We describe 2 patients with HLH features, as shown in Table 2. Extensive evaluations for immune and infectious etiology were negative. It is unclear whether the occurrence of a rare disorder such as HLH in children with CIP represents a chance occurrence or a potential risk of HLH in this patient population. Possible causes for HLH in our patients include lipid infusion, chronic bacterial overgrowth, unidentified mitochondrial or genetic defect, and an unknown viral pathogen, all of which may alter immune function. Previous reports suggest an association of TPN with lipids and HLH. There are case reports of “fat overload syndrome” and recommended withdrawal with gradual reintroduction of lipids at a lower dosage (5,6). Goulet et al (7) reported clinical, hematologic, and immunologic abnormalities in 7 children following prolonged use of intravenous fat emulsion. The macrophage system was hyperactive in this group of patients and was thought to be related to intravenous fat emulsion in TPN. They recommended reducing the lipid infusion during acute illness. It is interesting to note that many of the features reported in their patients resemble HLH. This raises the question of the role of lipid infusion in children receiving TPN in inducing HLH-like illness. It is possible that the lipids combined with an infectious etiology caused these episodes to be triggered and present so significant clinically because lipids have been shown to activate monocyte and can cause coagulopathy in sick children (8).
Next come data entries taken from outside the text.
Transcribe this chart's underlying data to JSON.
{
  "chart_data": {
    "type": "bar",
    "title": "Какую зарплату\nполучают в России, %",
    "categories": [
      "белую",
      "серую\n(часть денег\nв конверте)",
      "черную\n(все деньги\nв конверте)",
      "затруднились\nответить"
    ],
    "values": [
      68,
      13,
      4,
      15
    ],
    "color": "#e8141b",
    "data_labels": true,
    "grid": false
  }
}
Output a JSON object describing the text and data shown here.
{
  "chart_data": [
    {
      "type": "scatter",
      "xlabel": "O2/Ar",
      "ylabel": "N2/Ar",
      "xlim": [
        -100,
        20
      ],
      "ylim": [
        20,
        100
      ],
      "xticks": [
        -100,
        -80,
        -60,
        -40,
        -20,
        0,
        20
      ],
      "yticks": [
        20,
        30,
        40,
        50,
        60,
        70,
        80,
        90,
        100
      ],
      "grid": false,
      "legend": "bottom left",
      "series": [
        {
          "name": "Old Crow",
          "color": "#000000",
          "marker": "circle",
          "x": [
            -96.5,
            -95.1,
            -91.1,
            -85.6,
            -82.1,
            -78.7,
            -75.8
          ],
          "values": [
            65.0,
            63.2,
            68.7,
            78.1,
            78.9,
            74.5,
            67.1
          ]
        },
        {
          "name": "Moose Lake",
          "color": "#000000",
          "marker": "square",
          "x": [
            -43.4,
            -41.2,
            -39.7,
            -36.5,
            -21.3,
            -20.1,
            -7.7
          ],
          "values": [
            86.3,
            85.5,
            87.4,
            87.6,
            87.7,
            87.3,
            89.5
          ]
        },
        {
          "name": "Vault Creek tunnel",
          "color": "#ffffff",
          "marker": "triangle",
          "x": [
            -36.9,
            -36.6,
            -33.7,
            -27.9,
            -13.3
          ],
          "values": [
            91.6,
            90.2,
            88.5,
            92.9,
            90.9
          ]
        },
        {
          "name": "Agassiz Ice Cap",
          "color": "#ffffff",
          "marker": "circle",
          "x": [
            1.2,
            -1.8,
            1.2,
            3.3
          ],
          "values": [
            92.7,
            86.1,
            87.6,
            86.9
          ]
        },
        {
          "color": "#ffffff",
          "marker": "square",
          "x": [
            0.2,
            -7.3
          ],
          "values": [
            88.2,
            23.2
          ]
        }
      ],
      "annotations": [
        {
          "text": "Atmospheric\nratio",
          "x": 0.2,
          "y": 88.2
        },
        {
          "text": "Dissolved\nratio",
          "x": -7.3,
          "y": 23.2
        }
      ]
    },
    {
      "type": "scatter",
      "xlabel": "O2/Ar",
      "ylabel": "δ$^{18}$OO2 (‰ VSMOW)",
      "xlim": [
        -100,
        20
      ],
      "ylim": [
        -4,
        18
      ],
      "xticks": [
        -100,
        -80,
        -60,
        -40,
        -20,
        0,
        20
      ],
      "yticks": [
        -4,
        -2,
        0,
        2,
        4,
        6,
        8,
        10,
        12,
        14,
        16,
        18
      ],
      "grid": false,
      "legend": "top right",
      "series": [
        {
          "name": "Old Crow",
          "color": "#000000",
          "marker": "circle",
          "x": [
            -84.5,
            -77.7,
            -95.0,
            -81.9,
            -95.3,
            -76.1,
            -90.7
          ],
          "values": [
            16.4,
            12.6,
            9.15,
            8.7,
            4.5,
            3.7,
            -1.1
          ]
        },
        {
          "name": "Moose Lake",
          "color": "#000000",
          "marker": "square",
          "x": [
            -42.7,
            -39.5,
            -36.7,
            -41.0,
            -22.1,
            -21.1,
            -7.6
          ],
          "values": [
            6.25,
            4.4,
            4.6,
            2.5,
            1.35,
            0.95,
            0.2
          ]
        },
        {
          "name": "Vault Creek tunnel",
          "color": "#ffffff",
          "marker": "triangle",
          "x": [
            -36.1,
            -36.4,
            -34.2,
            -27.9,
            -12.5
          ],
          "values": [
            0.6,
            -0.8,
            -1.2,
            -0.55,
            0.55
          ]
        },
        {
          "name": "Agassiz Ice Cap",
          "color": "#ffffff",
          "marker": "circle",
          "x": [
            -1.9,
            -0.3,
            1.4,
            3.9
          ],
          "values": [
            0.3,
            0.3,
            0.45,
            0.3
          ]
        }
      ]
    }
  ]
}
We decided to reduce the lipids to <1 g · kg−1 · day−1 and the patients were given EFA. The authors acknowledge that there is no convincing evidence that this strategy was clinically effective in prevention of reoccurrence of HLH in our patients; however, reduction of lipid infusion and monitoring of laboratory tests, including ferritin during systemic infection, should be considered in patients who do not follow the expected clinical course. On the basis of our 2 cases, HLH may occur in patients receiving TPN. Because HLH can mimic line sepsis in children receiving TPN, it should be considered in the differential diagnosis in patients with negative workup and persistent fever. Increased awareness and a high index of suspicion of HLH in patients not responding to CVL infection treatment may help decrease delay in diagnosis because prompt intervention prevents irreversible end-organ damage, mortality, and recurrence of secondary HLH.